Most are non-selective*, blocking many $\text{Na}_{\text{V}}$ types.

* Systemic Administration: Can lead to serious side effects (e.g., respiratory depression, death) due to widespread $\text{Na}_{\text{V}}$ blockade.

* Local Administration: Very effective anesthetics.

* Lidocaine: Fast-acting, injected locally (e.g., dental cavity fillings).

* Bupivacaine: Slower onset, longer duration. Injected into spinal cord or epidural space (e.g., surgery, childbirth labor).

### 4.3. Next-Generation NaV Inhibitors

#### 4.3.1. $\text{Na}_{\text{V}}1.7$ Inhibitors

* Initial Promise: Strong genetic evidence, less widely expressed, hypothesized to have fewer side effects.

* Clinical Trials: Relatively limited effects on pain, leading major pharmaceutical companies (Pfizer, Roche) to discontinue trials.

* Challenges:

* Couldn't completely prevent action potential firing (only dampened currents).

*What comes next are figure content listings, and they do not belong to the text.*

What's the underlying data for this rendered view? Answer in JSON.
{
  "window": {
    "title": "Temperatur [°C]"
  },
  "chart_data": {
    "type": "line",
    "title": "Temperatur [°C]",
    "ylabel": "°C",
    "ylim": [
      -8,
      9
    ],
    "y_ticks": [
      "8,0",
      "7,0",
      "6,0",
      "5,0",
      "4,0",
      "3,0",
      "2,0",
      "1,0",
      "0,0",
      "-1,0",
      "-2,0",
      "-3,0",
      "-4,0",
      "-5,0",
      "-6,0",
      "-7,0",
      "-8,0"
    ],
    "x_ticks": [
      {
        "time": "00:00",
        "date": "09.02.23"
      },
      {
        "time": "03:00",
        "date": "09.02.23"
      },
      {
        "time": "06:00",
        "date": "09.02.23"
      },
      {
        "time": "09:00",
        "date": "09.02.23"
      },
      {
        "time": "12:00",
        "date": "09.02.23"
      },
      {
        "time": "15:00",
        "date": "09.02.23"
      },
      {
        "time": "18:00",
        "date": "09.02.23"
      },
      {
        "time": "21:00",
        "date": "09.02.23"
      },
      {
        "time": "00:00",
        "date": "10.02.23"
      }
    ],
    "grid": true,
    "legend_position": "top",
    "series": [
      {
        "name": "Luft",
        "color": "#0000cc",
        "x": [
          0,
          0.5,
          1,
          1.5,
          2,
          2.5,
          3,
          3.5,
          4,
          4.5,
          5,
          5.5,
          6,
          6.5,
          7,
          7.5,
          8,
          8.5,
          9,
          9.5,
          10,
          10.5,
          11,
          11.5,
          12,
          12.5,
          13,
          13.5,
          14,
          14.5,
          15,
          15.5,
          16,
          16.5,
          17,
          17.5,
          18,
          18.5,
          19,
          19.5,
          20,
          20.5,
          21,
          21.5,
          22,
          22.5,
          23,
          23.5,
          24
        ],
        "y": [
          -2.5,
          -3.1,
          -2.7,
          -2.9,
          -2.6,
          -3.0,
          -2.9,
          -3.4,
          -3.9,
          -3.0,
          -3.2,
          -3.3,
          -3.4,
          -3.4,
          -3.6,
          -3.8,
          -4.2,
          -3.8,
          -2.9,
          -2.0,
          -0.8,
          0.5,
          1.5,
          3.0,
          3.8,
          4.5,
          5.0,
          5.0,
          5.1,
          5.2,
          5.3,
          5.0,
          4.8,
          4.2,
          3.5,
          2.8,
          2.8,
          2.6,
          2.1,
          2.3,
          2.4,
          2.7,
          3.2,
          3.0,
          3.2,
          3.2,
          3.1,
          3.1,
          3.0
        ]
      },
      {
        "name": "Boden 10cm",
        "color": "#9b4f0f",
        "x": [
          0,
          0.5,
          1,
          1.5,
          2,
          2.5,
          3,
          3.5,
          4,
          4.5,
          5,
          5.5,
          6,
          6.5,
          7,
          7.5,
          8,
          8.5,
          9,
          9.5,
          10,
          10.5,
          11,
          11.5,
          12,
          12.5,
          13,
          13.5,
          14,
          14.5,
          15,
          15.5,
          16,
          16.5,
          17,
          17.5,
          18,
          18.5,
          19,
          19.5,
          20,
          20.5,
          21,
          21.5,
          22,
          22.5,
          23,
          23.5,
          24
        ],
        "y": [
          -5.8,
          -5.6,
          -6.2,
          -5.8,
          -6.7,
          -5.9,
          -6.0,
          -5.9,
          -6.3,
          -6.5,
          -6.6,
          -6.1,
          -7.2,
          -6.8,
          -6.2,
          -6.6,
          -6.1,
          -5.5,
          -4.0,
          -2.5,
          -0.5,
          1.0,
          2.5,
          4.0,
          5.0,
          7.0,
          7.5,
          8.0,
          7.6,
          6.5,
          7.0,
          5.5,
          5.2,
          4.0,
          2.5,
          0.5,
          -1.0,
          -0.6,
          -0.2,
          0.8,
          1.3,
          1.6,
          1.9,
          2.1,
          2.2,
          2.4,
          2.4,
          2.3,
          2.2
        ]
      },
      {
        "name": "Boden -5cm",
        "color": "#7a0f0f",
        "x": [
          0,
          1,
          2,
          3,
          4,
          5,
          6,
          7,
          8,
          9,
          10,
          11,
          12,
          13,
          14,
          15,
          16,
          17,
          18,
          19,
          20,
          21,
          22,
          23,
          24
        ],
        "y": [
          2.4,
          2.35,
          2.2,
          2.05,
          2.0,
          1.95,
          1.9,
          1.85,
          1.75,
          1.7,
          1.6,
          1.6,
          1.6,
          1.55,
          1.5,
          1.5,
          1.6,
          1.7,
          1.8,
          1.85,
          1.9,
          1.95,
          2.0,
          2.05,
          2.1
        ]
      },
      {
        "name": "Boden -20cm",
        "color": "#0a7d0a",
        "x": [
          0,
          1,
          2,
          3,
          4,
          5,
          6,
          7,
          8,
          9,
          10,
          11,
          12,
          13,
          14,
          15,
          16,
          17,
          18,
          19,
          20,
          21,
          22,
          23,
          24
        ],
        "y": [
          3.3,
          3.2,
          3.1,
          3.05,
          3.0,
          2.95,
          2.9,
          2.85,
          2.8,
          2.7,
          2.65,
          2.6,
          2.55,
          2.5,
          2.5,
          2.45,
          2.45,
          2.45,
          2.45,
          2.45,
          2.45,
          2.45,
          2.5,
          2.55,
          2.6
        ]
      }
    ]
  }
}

* Question of how much $\text{Na}_{\text{V}}1.7$ inhibition is required to block pain (possibly 100% loss for initiation).

* Total inhibition could result in loss of protective pain response (dangerous, like Ashlyn Blocker's case).

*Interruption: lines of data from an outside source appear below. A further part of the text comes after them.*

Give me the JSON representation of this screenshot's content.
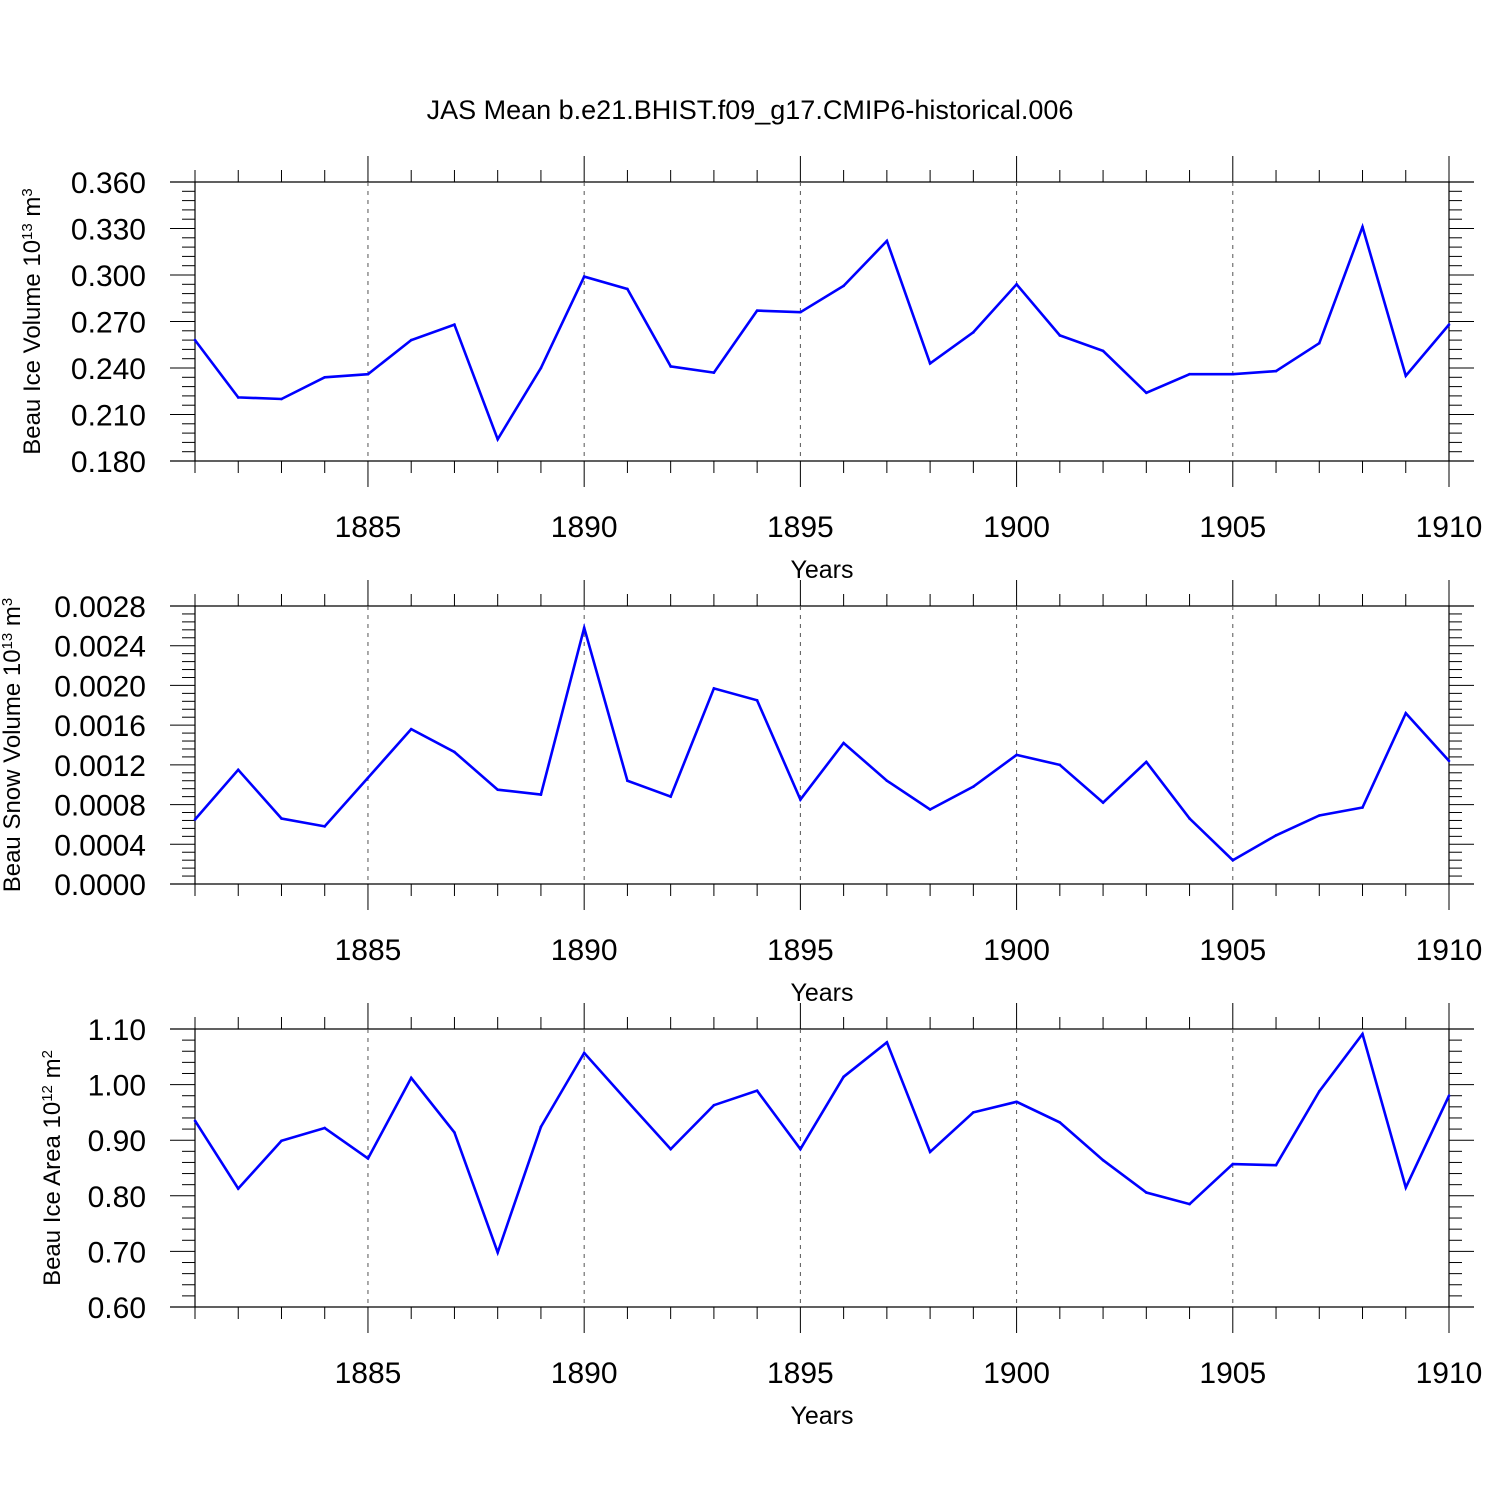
{
  "figure": {
    "title": "JAS Mean b.e21.BHIST.f09_g17.CMIP6-historical.006",
    "series_color": "#0000ff",
    "grid_color": "#555555"
  },
  "chart_data": [
    {
      "type": "line",
      "xlabel": "Years",
      "ylabel": {
        "text": "Beau Ice Volume 10",
        "exponent": "13",
        "unit": " m",
        "unit_exponent": "3"
      },
      "xlim": [
        1881,
        1910
      ],
      "ylim": [
        0.18,
        0.36
      ],
      "x_ticks": [
        "1885",
        "1890",
        "1895",
        "1900",
        "1905",
        "1910"
      ],
      "y_ticks": [
        "0.180",
        "0.210",
        "0.240",
        "0.270",
        "0.300",
        "0.330",
        "0.360"
      ],
      "x": [
        1881,
        1882,
        1883,
        1884,
        1885,
        1886,
        1887,
        1888,
        1889,
        1890,
        1891,
        1892,
        1893,
        1894,
        1895,
        1896,
        1897,
        1898,
        1899,
        1900,
        1901,
        1902,
        1903,
        1904,
        1905,
        1906,
        1907,
        1908,
        1909,
        1910
      ],
      "values": [
        0.258,
        0.221,
        0.22,
        0.234,
        0.236,
        0.258,
        0.268,
        0.194,
        0.24,
        0.299,
        0.291,
        0.241,
        0.237,
        0.277,
        0.276,
        0.293,
        0.322,
        0.243,
        0.263,
        0.294,
        0.261,
        0.251,
        0.224,
        0.236,
        0.236,
        0.238,
        0.256,
        0.331,
        0.235,
        0.268
      ]
    },
    {
      "type": "line",
      "xlabel": "Years",
      "ylabel": {
        "text": "Beau Snow Volume 10",
        "exponent": "13",
        "unit": " m",
        "unit_exponent": "3"
      },
      "xlim": [
        1881,
        1910
      ],
      "ylim": [
        0.0,
        0.0028
      ],
      "x_ticks": [
        "1885",
        "1890",
        "1895",
        "1900",
        "1905",
        "1910"
      ],
      "y_ticks": [
        "0.0000",
        "0.0004",
        "0.0008",
        "0.0012",
        "0.0016",
        "0.0020",
        "0.0024",
        "0.0028"
      ],
      "x": [
        1881,
        1882,
        1883,
        1884,
        1885,
        1886,
        1887,
        1888,
        1889,
        1890,
        1891,
        1892,
        1893,
        1894,
        1895,
        1896,
        1897,
        1898,
        1899,
        1900,
        1901,
        1902,
        1903,
        1904,
        1905,
        1906,
        1907,
        1908,
        1909,
        1910
      ],
      "values": [
        0.00065,
        0.00115,
        0.00066,
        0.00058,
        0.00107,
        0.00156,
        0.00133,
        0.00095,
        0.0009,
        0.00258,
        0.00104,
        0.00088,
        0.00197,
        0.00185,
        0.00085,
        0.00142,
        0.00104,
        0.00075,
        0.00098,
        0.0013,
        0.0012,
        0.00082,
        0.00123,
        0.00066,
        0.00024,
        0.00049,
        0.00069,
        0.00077,
        0.00172,
        0.00124
      ]
    },
    {
      "type": "line",
      "xlabel": "Years",
      "ylabel": {
        "text": "Beau Ice Area 10",
        "exponent": "12",
        "unit": " m",
        "unit_exponent": "2"
      },
      "xlim": [
        1881,
        1910
      ],
      "ylim": [
        0.6,
        1.1
      ],
      "x_ticks": [
        "1885",
        "1890",
        "1895",
        "1900",
        "1905",
        "1910"
      ],
      "y_ticks": [
        "0.60",
        "0.70",
        "0.80",
        "0.90",
        "1.00",
        "1.10"
      ],
      "x": [
        1881,
        1882,
        1883,
        1884,
        1885,
        1886,
        1887,
        1888,
        1889,
        1890,
        1891,
        1892,
        1893,
        1894,
        1895,
        1896,
        1897,
        1898,
        1899,
        1900,
        1901,
        1902,
        1903,
        1904,
        1905,
        1906,
        1907,
        1908,
        1909,
        1910
      ],
      "values": [
        0.935,
        0.813,
        0.899,
        0.922,
        0.867,
        1.012,
        0.914,
        0.698,
        0.924,
        1.057,
        0.97,
        0.884,
        0.963,
        0.989,
        0.884,
        1.014,
        1.076,
        0.879,
        0.95,
        0.969,
        0.932,
        0.864,
        0.806,
        0.785,
        0.857,
        0.855,
        0.988,
        1.091,
        0.815,
        0.98
      ]
    }
  ]
}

* Higher doses for greater inhibition could lead to loss of selectivity and more side effects.

* Current Status: Still some interest, but narrow therapeutic window suggests limited success.

#### 4.3.2. $\text{Na}_{\text{V}}1.8$ Inhibitors

* Focus Shift: Companies like Vertex hedging bets on $\text{Na}_{\text{V}}1.8$ (critical for action potential propagation downstream of $\text{Na}_{\text{V}}1.7$).

* Suzetrigine (Journavix):

* FDA Approved: January 2025, in the US for moderate to severe acute pain.

* Significance: First drug in this class, first new non-opioid analgesic approved in over two decades.

* Phase III Trials: Extremely encouraging results for abdominoplasty and bunionectomy surgeries.

* Side Effects: Minimal (rashes, itching, some nausea, headaches).

* Key Advantage: Drastically reduced risks of dependence and addiction due to peripheral mechanism of action (does not act in the brain).

* Selectivity: Highly selective ( $>10,000$-fold) for $\text{Na}_{\text{V}}1.8$ over other $\text{Na}_{\text{V}}$ channels, partly due to allosteric binding mechanism.

* Future Directions: Vertex has follow-up $\text{Na}_{\text{V}}1.8$-targeted drugs in pipeline.

Currently investigating usefulness for chronic pain* (approved for acute use ~1 week).

* Phase III trials ongoing for neuropathic pain indications (e.g., diabetic neuropathy), offering hope to patients with limited options.

## 5. Conclusion

* Significant progress since Descartes' "telephone wire" theory of pain.

* Molecular mechanisms are better understood, leading to targeted therapies.

* Continued research is essential for new and improved treatments across all pain types, especially for chronic conditions and to overcome the challenges associated with opioid use.